Suara.com - Kubu Prabowo menilai sikap capres nomor urut satu Prabowo Subianto yang menolak Pilpres 2014 saat sudah mencapai tahap akhir rekapitulasi suara, dianggap sebagai upaya memenuhi hak konstitusional.
Tim sukses Prabowo, Fadli Zon, yang ditemui usai konferensi pers Prabowo di Rumah Polonia, Jakarta, Selasa (22/7/2014), menegaskan kalau sikap jagoannya itu juga bukan merupakan pelanggaran Undang-undang.

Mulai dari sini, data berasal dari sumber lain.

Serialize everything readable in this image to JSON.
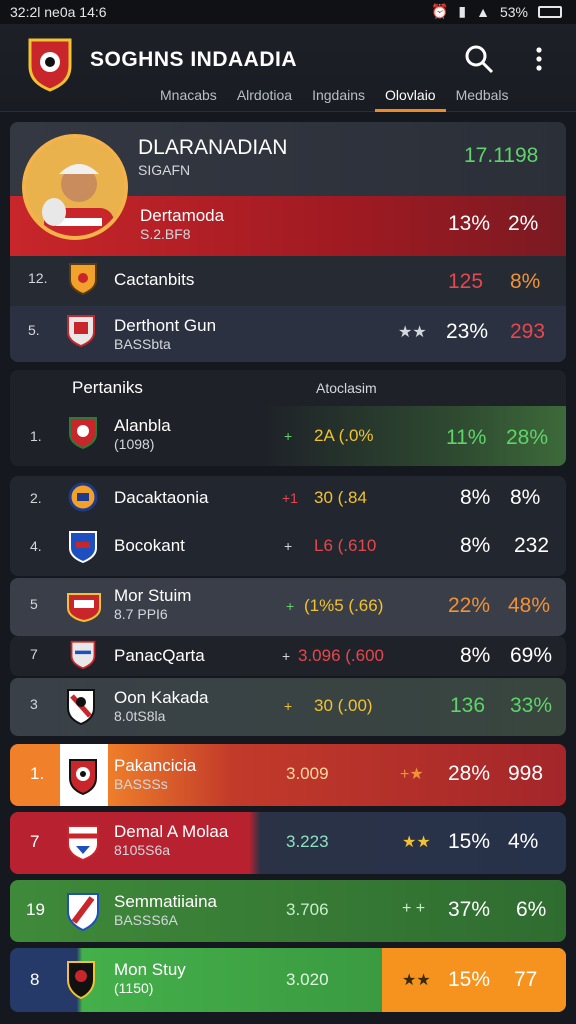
{
  "status_bar": {
    "time": "32:2l ne0a 14:6",
    "battery": "53%"
  },
  "app": {
    "title": "SOGHNS INDAADIA"
  },
  "tabs": [
    "Mnacabs",
    "Alrdotioa",
    "Ingdains",
    "Olovlaio",
    "Medbals"
  ],
  "active_tab_index": 3,
  "featured": {
    "name": "DLARANADIAN",
    "subtitle": "SIGAFN",
    "value": "17.1198",
    "highlight": {
      "name": "Dertamoda",
      "sub": "S.2.BF8",
      "pct1": "13%",
      "pct2": "2%"
    },
    "rows": [
      {
        "rank": "12.",
        "name": "Cactanbits",
        "sub": "",
        "arrows": "",
        "pct1": "125",
        "pct2": "8%"
      },
      {
        "rank": "5.",
        "name": "Derthont Gun",
        "sub": "BASSbta",
        "arrows": "★★",
        "pct1": "23%",
        "pct2": "293"
      }
    ]
  },
  "section": {
    "title": "Pertaniks",
    "column": "Atoclasim",
    "first_row": {
      "rank": "1.",
      "name": "Alanbla",
      "sub": "(1098)",
      "arrow": "+",
      "value": "2A (.0%",
      "pct1": "11%",
      "pct2": "28%"
    }
  },
  "rows": [
    {
      "rank": "2.",
      "name": "Dacaktaonia",
      "sub": "",
      "arrow": "+1",
      "value": "30 (.84",
      "pct1": "8%",
      "pct2": "8%"
    },
    {
      "rank": "4.",
      "name": "Bocokant",
      "sub": "",
      "arrow": "+",
      "value": "L6 (.610",
      "pct1": "8%",
      "pct2": "232"
    },
    {
      "rank": "5",
      "name": "Mor Stuim",
      "sub": "8.7 PPI6",
      "arrow": "+",
      "value": "(1%5 (.66)",
      "pct1": "22%",
      "pct2": "48%"
    },
    {
      "rank": "7",
      "name": "PanacQarta",
      "sub": "",
      "arrow": "+",
      "value": "3.096 (.600",
      "pct1": "8%",
      "pct2": "69%"
    },
    {
      "rank": "3",
      "name": "Oon Kakada",
      "sub": "8.0tS8la",
      "arrow": "+",
      "value": "30 (.00)",
      "pct1": "136",
      "pct2": "33%"
    }
  ],
  "colored_rows": [
    {
      "rank": "1.",
      "name": "Pakancicia",
      "sub": "BASSSs",
      "value": "3.009",
      "arrow": "+★",
      "pct1": "28%",
      "pct2": "998"
    },
    {
      "rank": "7",
      "name": "Demal A Molaa",
      "sub": "8105S6a",
      "value": "3.223",
      "arrow": "★★",
      "pct1": "15%",
      "pct2": "4%"
    },
    {
      "rank": "19",
      "name": "Semmatiiaina",
      "sub": "BASSS6A",
      "value": "3.706",
      "arrow": "+ +",
      "pct1": "37%",
      "pct2": "6%"
    },
    {
      "rank": "8",
      "name": "Mon Stuy",
      "sub": "(1150)",
      "value": "3.020",
      "arrow": "★★",
      "pct1": "15%",
      "pct2": "77"
    }
  ],
  "colors": {
    "accent": "#f08a24",
    "green": "#5fd46a",
    "red": "#c8262a"
  }
}
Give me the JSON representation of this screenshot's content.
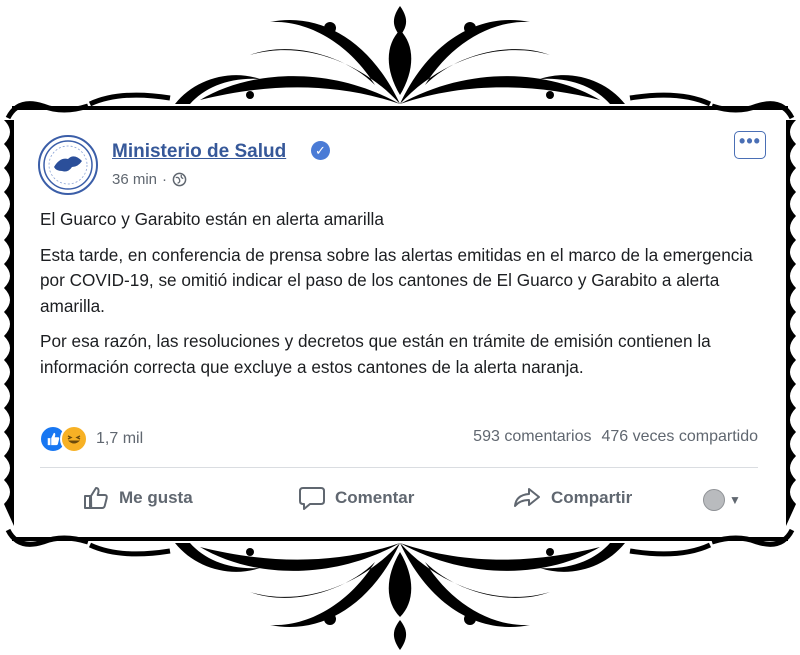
{
  "post": {
    "author": "Ministerio de Salud",
    "verified": true,
    "time": "36 min",
    "audience_icon": "globe-icon",
    "paragraphs": [
      "El Guarco y Garabito están en alerta amarilla",
      "Esta tarde, en conferencia de prensa sobre las alertas emitidas en el marco de la emergencia por COVID-19, se omitió indicar el paso de los cantones de El Guarco y Garabito a alerta amarilla.",
      "Por esa razón, las resoluciones y decretos que están en trámite de emisión contienen la información correcta que excluye a estos cantones de la alerta naranja."
    ],
    "reactions": {
      "icons": [
        "like-reaction-icon",
        "haha-reaction-icon"
      ],
      "count": "1,7 mil"
    },
    "comments": "593 comentarios",
    "shares": "476 veces compartido"
  },
  "actions": {
    "like": "Me gusta",
    "comment": "Comentar",
    "share": "Compartir"
  },
  "colors": {
    "link": "#365899",
    "like_blue": "#1877f2",
    "haha_yellow": "#f7b125",
    "ornament": "#000000"
  }
}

"Menarik diri itu bukan pelanggaran, itu hak konstitisional, hanya kecurangan saja yang dikategorikan sebagai pelanggaran dalam pemilu," jelas Fadli Zon.
Prabowo Subianto sendiri dalam konferensi pers sebelumnya, berjanji akan menggunakan hak konstitusionalnya dalam menyikapi hasil Pilpres, kendati tidak disebutkan soal langkah gugatan ke Mahkamah Konstitusi.

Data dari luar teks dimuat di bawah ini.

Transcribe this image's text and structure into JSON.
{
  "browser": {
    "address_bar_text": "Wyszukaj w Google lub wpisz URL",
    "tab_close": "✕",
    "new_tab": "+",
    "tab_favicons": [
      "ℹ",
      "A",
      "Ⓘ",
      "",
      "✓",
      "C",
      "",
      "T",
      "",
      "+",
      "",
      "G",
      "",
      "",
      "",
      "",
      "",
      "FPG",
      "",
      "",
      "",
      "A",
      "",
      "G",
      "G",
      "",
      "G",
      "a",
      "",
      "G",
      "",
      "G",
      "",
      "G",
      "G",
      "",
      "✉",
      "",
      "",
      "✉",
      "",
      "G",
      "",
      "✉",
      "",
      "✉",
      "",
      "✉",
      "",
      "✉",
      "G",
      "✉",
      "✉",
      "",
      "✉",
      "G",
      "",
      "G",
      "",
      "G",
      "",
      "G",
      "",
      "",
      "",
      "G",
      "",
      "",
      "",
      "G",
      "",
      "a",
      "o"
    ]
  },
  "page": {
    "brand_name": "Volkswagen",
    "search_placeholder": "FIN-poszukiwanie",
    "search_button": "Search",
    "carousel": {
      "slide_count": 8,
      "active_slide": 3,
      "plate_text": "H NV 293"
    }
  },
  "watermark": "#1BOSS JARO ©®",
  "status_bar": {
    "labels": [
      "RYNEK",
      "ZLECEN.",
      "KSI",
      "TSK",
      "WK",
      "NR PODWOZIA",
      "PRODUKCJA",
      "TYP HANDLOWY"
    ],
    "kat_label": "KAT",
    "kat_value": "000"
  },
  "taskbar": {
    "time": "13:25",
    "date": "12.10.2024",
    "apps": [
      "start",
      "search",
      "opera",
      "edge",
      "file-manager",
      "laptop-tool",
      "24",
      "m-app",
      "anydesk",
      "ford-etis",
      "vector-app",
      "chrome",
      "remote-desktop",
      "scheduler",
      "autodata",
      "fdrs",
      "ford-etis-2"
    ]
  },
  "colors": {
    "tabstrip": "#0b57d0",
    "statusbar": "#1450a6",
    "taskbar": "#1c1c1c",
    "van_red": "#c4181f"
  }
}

Guru besar Fakultas Hukum Universitas Diponegoro Prof Dr L Tri Setyawanta mengatakan, keputusan Prabowo menarik diri dari proses pemilu presiden tidak akan membuat Prabowo Subianto dikenakan sanksi pidana dalam UU Pilpres.
Menurut Tri, keputusan mundur itu merupakan keputusan politik dan terjadi ketika pemilu sudah mencapai tahap akhir.
“Dalam pasal 245 UU Pilpres disebutkan, capres yang mundur setelah diumumkan oleh KPU bisa langsung pidana, kalau prosesnya belum berjalan. Prabowo kan mundur ketika pilpres sudah memasuki tahap akhir. Jadi, mundurnya Prabowo itu tidak bisa dipidana,” ujar Tri.
Tapi dari penelusuran suara.com, menurut pasal 246, ayat 1 UU Pilpres, kandidat yang menarik diri setelah pemungutan suara pertama, tetap bisa dikenakan pidana tiga tahun penjara.
Berikut bunyi pasal 246 ayai 1 UU Pilpres:
Setiap calon Presiden atau Wakil Presiden yang dengan sengaja mengundurkan diri setelah pemungutan suara putaran pertama sampai dengan pelaksanaan pemungutan suara putaran kedua, dipidana dengan pidana penjara paling singkat 36 (tiga puluh enam) bulan dan paling lama 72 (tujuh puluh dua) bulan dan denda paling sedikit Rp50 miliar dan paling banyak Rp100 miliar.